On aurait pu craindre que le gouvernement Charest accouche d'une souris. Ce n'est heureusement pas arrivé. Le budget déposé hier par le ministre des Finances, Raymond Bachand, est un budget très austère, mais aussi audacieux, qui propose des virages majeurs et qui est probablement allé le plus loin qu'il était politiquement possible de le faire.

On peut voir à quel point ce budget est courageux quand on le compare à ceux du gouvernement fédéral ou du gouvernement ontarien. Le Québec élimine son déficit plus rapidement qu'ailleurs, et son plan pour y parvenir est autrement plus crédible. Et surtout, sa réflexion sur les grands enjeux qui nous confrontent tous est beaucoup plus achevée qu'ailleurs.

 

Cette audace s'explique en bonne partie par le fait que la situation du Québec est pire que celle de ses voisins. Son endettement est plus important, ses perspectives économiques moins prometteuses, et il doit se préparer une crise démographique qui ne surviendra pas ailleurs. Tout cela forçait le gouvernement du Québec à frapper fort et vite.

Le budget de Raymond Bachand est en fait le deuxième volet de l'exercice amorcé l'an dernier par Monique Jérôme-Forget. Celle-ci promettait l'élimination en quatre ans du déficit issu de la récession, essentiellement avec une réduction de la croissance annuelle des dépenses à 3,2% et à une hausse d'un point de la TPS.

Mais il restait beaucoup d'argent à aller chercher. M. Bachand y parvient en freinant encore plus les dépenses, à 2,8% par année. Mais surtout en annonçant des ponctions fiscales, avec trois gros morceaux: un autre point de TVQ (1,5 milliard), une hausse de la taxe sur le carburant (500 millions) et une nouvelle contribution en santé (1,5 milliard).

Comment faire accepter cela? Les compressions additionnelles permettent au gouvernement de montrer que le ménage dans leurs dépenses sera plus important que l'effort exigé des citoyens. La taxe sur la santé, aussi impopulaire puisse-t-elle être, permet de ne pas ralentir la croissance des dépenses de santé, auxquelles tiennent les citoyens. On note aussi, du côté du Conseil du Trésor, un souci de ne pas toucher aux services aux citoyens, avec des mesures de compressions qui visent surtout les frais administratifs, le gel de la masse salariale, la productivité, la gestion des sociétés d'État, la révision des programmes.

L'exercice est-il crédible? Il manque encore plein de détails du côté du contrôle des dépenses.
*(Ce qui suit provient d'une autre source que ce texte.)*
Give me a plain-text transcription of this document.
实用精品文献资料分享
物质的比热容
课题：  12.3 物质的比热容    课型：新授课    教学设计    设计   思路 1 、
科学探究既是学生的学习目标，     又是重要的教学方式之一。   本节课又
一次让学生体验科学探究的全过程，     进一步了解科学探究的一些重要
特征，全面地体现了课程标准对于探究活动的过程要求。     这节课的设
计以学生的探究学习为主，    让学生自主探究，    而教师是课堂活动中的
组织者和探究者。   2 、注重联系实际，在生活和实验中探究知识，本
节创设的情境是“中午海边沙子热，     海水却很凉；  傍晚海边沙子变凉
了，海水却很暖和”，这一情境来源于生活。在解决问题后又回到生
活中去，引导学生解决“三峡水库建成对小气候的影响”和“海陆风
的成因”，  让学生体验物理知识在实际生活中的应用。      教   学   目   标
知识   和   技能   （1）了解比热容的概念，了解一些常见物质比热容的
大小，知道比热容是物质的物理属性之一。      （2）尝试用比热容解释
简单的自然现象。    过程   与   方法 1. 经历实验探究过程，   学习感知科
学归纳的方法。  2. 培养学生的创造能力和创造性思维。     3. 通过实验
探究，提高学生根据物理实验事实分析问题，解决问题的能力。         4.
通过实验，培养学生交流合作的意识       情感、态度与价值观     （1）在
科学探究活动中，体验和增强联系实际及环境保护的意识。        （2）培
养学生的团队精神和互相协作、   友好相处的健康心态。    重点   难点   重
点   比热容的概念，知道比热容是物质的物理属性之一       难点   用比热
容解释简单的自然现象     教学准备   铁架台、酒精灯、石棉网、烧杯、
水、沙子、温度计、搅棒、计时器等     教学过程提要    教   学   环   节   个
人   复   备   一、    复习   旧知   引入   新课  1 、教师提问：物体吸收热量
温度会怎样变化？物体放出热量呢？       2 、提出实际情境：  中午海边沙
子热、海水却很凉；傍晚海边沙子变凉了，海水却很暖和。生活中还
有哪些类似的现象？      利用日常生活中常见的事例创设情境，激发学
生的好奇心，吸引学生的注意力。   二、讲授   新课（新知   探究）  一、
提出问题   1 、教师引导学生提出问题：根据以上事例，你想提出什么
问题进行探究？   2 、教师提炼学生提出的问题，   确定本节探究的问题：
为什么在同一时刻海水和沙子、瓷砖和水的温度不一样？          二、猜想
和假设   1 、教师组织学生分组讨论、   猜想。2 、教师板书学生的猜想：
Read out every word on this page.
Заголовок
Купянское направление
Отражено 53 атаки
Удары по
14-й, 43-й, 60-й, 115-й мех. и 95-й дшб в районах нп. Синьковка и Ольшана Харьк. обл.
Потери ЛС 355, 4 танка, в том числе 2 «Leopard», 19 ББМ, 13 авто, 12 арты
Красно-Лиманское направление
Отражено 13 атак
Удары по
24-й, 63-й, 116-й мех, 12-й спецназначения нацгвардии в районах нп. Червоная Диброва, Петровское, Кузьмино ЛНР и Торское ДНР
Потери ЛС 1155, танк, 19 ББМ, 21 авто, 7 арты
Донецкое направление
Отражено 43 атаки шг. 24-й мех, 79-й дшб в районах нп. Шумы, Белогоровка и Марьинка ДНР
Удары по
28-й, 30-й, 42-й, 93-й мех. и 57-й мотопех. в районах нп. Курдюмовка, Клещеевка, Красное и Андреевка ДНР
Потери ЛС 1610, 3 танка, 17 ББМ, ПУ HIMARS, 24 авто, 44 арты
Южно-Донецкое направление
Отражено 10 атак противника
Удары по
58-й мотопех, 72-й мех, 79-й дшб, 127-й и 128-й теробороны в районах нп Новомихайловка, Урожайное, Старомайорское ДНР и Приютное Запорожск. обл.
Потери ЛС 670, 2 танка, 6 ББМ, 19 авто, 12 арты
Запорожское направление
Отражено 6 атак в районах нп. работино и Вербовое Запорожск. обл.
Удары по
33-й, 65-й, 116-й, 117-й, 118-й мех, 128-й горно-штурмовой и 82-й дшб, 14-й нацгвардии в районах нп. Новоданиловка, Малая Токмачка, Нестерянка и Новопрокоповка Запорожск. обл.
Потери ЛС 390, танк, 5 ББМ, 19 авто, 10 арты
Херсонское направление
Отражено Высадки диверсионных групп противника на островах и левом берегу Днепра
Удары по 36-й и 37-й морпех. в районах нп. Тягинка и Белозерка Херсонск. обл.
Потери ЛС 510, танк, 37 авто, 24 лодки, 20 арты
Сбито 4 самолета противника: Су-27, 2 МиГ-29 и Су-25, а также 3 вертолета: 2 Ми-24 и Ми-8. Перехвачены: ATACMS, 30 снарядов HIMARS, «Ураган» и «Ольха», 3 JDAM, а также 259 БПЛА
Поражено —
Mais le processus est beaucoup plus avancé qu'à Ottawa. Le budget, austère, évite la dispersion et les cadeaux, avec de rares nouvelles mesures, très ciblées, liées à la lutte à la pauvreté et à la création de richesse. Et surtout, les prévisions économiques sur lesquelles repose le budget sont prudentes.

Au-delà des objectifs immédiats de la lutte au déficit, ce budget annonce un changement important de philosophie. D'abord, une fiscalité qui sollicite les utilisateurs et privilégie les taxes dédiées, comme pour la santé. Ensuite, la remise en cause de plusieurs vaches sacrées: un ambitieux projet de réorganisation du réseau de la santé, l'introduction d'une franchise en santé, le dégel des frais de scolarité universitaires, une hausse d'un cent des tarifs de l'électricité patrimoniale, en 2014, dont les revenus, chose intelligente, seraient affectés à la réduction de la dette.

Ce budget va certainement provoquer de vives réactions. Le gouvernement Charest devra réussir à expliquer qu'on ne peut pas éliminer le déficit et préserver nos services sans contribution des citoyens. Il devra pour cela miser sur l'intelligence des citoyens.

Derrière cet exercice, il y a un grand pari. Et c'est qu'un budget courageux, mais impopulaire sera plus rentable politiquement qu'un budget qui, en voulant éviter de faire des vagues, consacre l'immobilisme.